The next obvious difference is that the Galaxians do not advance downward, nor do they shoot at you from their rank and file, but instead break off from the phalanx in groups and dive-bomb you, firing clusters of lasers and sometimes kamikazeing your ship. This puts less pressure on you to be efficient, and encourages focusing on precision aiming, but it’s still dangerous to dawdle, as the longer a round goes on, the more chances there are for the Galaxians to catch you in a deadly pincer attack or to force you into a corner.

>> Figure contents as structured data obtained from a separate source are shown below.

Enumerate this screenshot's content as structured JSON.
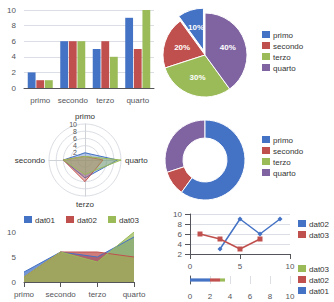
{
  "chart_data": [
    {
      "type": "bar",
      "categories": [
        "primo",
        "secondo",
        "terzo",
        "quarto"
      ],
      "series": [
        {
          "color": "#4472c4",
          "values": [
            2,
            6,
            5,
            9
          ]
        },
        {
          "color": "#c0504d",
          "values": [
            1,
            6,
            6,
            5
          ]
        },
        {
          "color": "#9bbb59",
          "values": [
            1,
            6,
            4,
            10
          ]
        }
      ],
      "ylim": [
        0,
        10
      ],
      "yticks": [
        0,
        2,
        4,
        6,
        8,
        10
      ],
      "grid": "y"
    },
    {
      "type": "pie",
      "categories": [
        "primo",
        "secondo",
        "terzo",
        "quarto"
      ],
      "values": [
        10,
        20,
        30,
        40
      ],
      "value_labels": [
        "10%",
        "20%",
        "30%",
        "40%"
      ],
      "colors": [
        "#4472c4",
        "#c0504d",
        "#9bbb59",
        "#8064a2"
      ],
      "data_labels": true,
      "legend": "right"
    },
    {
      "type": "radar",
      "categories": [
        "primo",
        "secondo",
        "terzo",
        "quarto"
      ],
      "series": [
        {
          "color": "#4472c4",
          "values": [
            2,
            6,
            5,
            9
          ]
        },
        {
          "color": "#c0504d",
          "values": [
            1,
            6,
            6,
            5
          ]
        },
        {
          "color": "#9bbb59",
          "values": [
            1,
            6,
            4,
            10
          ]
        }
      ],
      "ylim": [
        0,
        10
      ],
      "yticks": [
        2,
        4,
        6,
        8,
        10
      ],
      "grid": true
    },
    {
      "type": "donut",
      "values": [
        30,
        10,
        60
      ],
      "colors": [
        "#8064a2",
        "#c0504d",
        "#4472c4"
      ],
      "legend_entries": [
        {
          "name": "primo",
          "color": "#4472c4"
        },
        {
          "name": "secondo",
          "color": "#c0504d"
        },
        {
          "name": "terzo",
          "color": "#9bbb59"
        },
        {
          "name": "quarto",
          "color": "#8064a2"
        }
      ],
      "legend": "right"
    },
    {
      "type": "area",
      "categories": [
        "primo",
        "secondo",
        "terzo",
        "quarto"
      ],
      "series": [
        {
          "name": "dat01",
          "color": "#4472c4",
          "values": [
            2,
            6,
            5,
            9
          ]
        },
        {
          "name": "dat02",
          "color": "#c0504d",
          "values": [
            1,
            6,
            6,
            5
          ]
        },
        {
          "name": "dat03",
          "color": "#9bbb59",
          "values": [
            1,
            6,
            4,
            10
          ]
        }
      ],
      "ylim": [
        0,
        10
      ],
      "yticks": [
        0,
        5,
        10
      ],
      "grid": false,
      "legend": "top"
    },
    {
      "type": "line",
      "series": [
        {
          "name": "dat02",
          "color": "#4472c4",
          "marker": "diamond",
          "x": [
            3,
            5,
            7,
            9
          ],
          "values": [
            3,
            9,
            6,
            9
          ]
        },
        {
          "name": "dat03",
          "color": "#c0504d",
          "marker": "square",
          "x": [
            1,
            3,
            5,
            7
          ],
          "values": [
            6,
            5,
            3,
            5
          ]
        }
      ],
      "xlim": [
        0,
        10
      ],
      "xticks": [
        0,
        5,
        10
      ],
      "ylim": [
        2,
        10
      ],
      "yticks": [
        2,
        4,
        6,
        8,
        10
      ],
      "grid": "y",
      "legend": "right"
    },
    {
      "type": "bar",
      "orientation": "horizontal",
      "stacked": true,
      "series": [
        {
          "name": "dat01",
          "color": "#4472c4",
          "values": [
            2
          ]
        },
        {
          "name": "dat02",
          "color": "#c0504d",
          "values": [
            1
          ]
        },
        {
          "name": "dat03",
          "color": "#9bbb59",
          "values": [
            0.5
          ]
        }
      ],
      "xlim": [
        0,
        10
      ],
      "xticks": [
        0,
        2,
        4,
        6,
        8,
        10
      ],
      "grid": "x",
      "tick_labels": "x",
      "legend": "right"
    }
  ]
}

In my best playthrough, I made it to the fifth round before losing my final Galaxip. Although there are no shields to hide behind or punch through, there is still plenty of strategic decision making involved. For instance, the Galaxians do not attack at all for the first few seconds, and also will cease fire for a few seconds more whenever you destroy a flagship. There are a number of possible strategies already.

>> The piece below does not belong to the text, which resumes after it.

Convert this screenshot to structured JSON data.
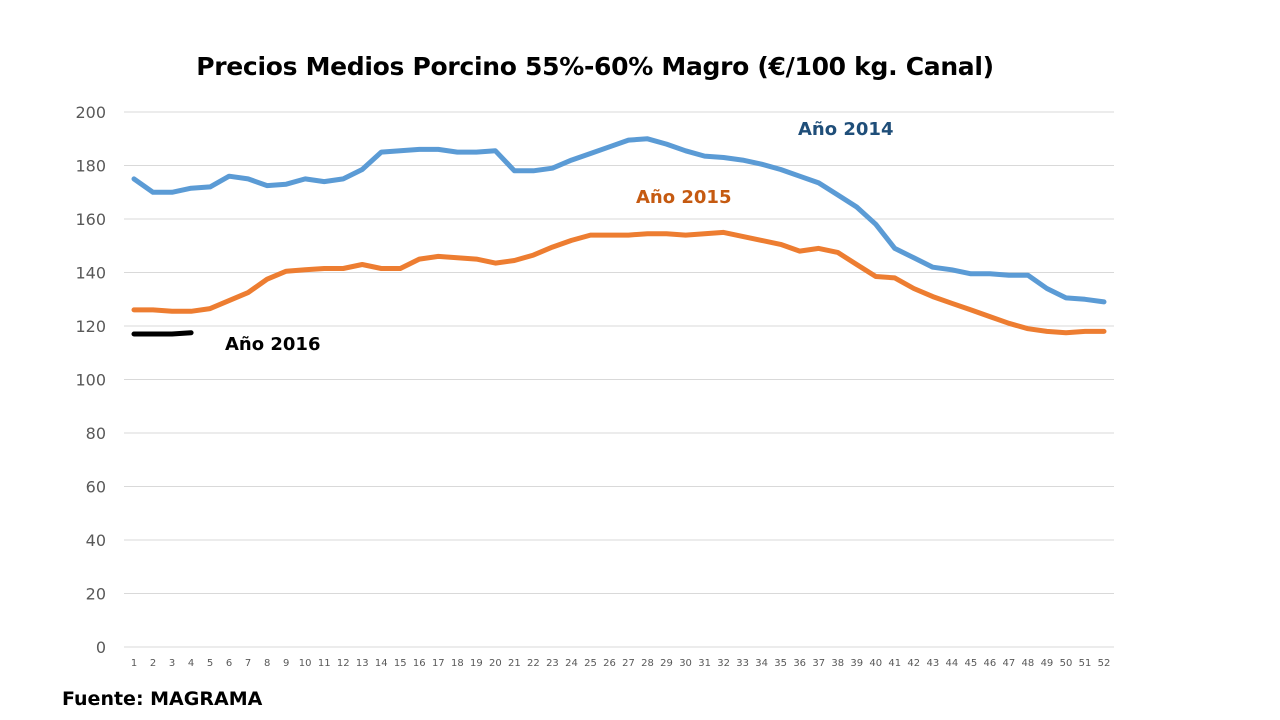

- Attack a side-column. As with Space Invaders, eliminating a column means the phalanx is narrower, and will therefore take longer to move across the entire screen width and change direction less often, making them easier to hit. It also means the Galaxians will have less horizontal spread when they attack; the Galaxians on the far sides tend to have the widest swoops. The risk here is that you’ll need to spend your time close to a corner, making it more likely that you get driven into the corner once the Galaxians start attacking.
- Attack the bottom row. By getting rid of the closest row, you’ll have slightly more time to react when the Galaxians from the rows above it start attacking. It’s also safer than attacking a column, as you won’t need to spent as much time close to a corner, and won’t be at the same risk of being driven into it. But you will need to move around a lot more, which makes aiming all the more difficult.

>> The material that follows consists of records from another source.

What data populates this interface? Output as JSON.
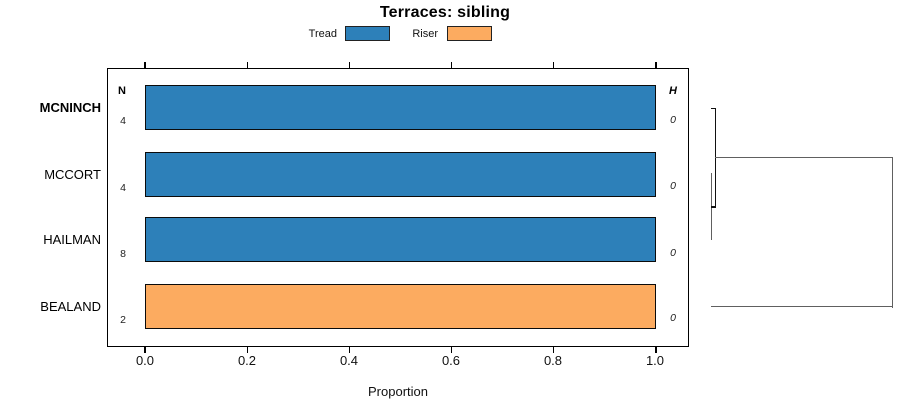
{
  "title": "Terraces: sibling",
  "legend": [
    {
      "label": "Tread",
      "color": "#2d80b9"
    },
    {
      "label": "Riser",
      "color": "#fcab60"
    }
  ],
  "columns": {
    "n_header": "N",
    "h_header": "H"
  },
  "rows": [
    {
      "label": "MCNINCH",
      "weight": "bold",
      "n": "4",
      "h": "0",
      "value": 1.0,
      "color": "#2d80b9"
    },
    {
      "label": "MCCORT",
      "weight": "normal",
      "n": "4",
      "h": "0",
      "value": 1.0,
      "color": "#2d80b9"
    },
    {
      "label": "HAILMAN",
      "weight": "normal",
      "n": "8",
      "h": "0",
      "value": 1.0,
      "color": "#2d80b9"
    },
    {
      "label": "BEALAND",
      "weight": "normal",
      "n": "2",
      "h": "0",
      "value": 1.0,
      "color": "#fcab60"
    }
  ],
  "x_axis": {
    "label": "Proportion",
    "ticks": [
      "0.0",
      "0.2",
      "0.4",
      "0.6",
      "0.8",
      "1.0"
    ]
  },
  "chart_data": {
    "type": "bar",
    "orientation": "horizontal",
    "title": "Terraces: sibling",
    "categories": [
      "MCNINCH",
      "MCCORT",
      "HAILMAN",
      "BEALAND"
    ],
    "series": [
      {
        "name": "Tread",
        "color": "#2d80b9",
        "values": [
          1.0,
          1.0,
          1.0,
          0.0
        ]
      },
      {
        "name": "Riser",
        "color": "#fcab60",
        "values": [
          0.0,
          0.0,
          0.0,
          1.0
        ]
      }
    ],
    "annotations": {
      "N": [
        4,
        4,
        8,
        2
      ],
      "H": [
        0,
        0,
        0,
        0
      ]
    },
    "xlabel": "Proportion",
    "xlim": [
      0,
      1
    ],
    "xticks": [
      0.0,
      0.2,
      0.4,
      0.6,
      0.8,
      1.0
    ],
    "grid": false,
    "legend_position": "top-center",
    "bar_borders": "black",
    "dendrogram": {
      "side": "right",
      "merges": [
        {
          "join": [
            "MCCORT",
            "HAILMAN"
          ],
          "height_label": "0"
        },
        {
          "join": [
            [
              "MCCORT",
              "HAILMAN"
            ],
            "MCNINCH"
          ],
          "height_label": "0"
        },
        {
          "join": [
            [
              "MCNINCH",
              "MCCORT",
              "HAILMAN"
            ],
            "BEALAND"
          ],
          "height_label": "large"
        }
      ]
    }
  }
}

- Do nothing, and wait for the Galaxians to attack. This can be rewarding because Galaxians are worth twice as many points when charging, but dangerous because you are ensuring that any and every Galaxian has the opportunity to attack.
Attacking Galaxians as they dive-bomb you is encouraged in a number of ways. Most directly, the point values are doubled. Hitting them mid-dive may be easier or harder; easier because they’ll be closer, but possibly harder if their horizontal swoop is fast enough. Because they are closer, a correctly aimed shot will hit them in less time, and you can fire again that much sooner. But this is also risky, as they often flank you, and going out of your way to line up a shot can wind up getting you trapped or caught off-guard by another attack formation. The ultimate challenge is the flagship formations, which always attack with two red escorts if they are alive and bombard you heavily. Taking out both escorts and then shooting the flagship before it completes its dive is worth a combined 1,000 points, but only if done in that order and all during the same dive. For comparison, a solo flagship is only worth 120.
Galaxian’s pretty good! Comparisons to Space Invaders are unavoidable, but it’s an iterative improvement. It’s a bit slow paced compared to later games, but the strategy and precision involved makes it satisfyingly challenging. I enjoyed the sound and visuals, and found the skill bonus from shooting the flagship formations to be a lot more interesting than shooting Space Invaders’ UFO.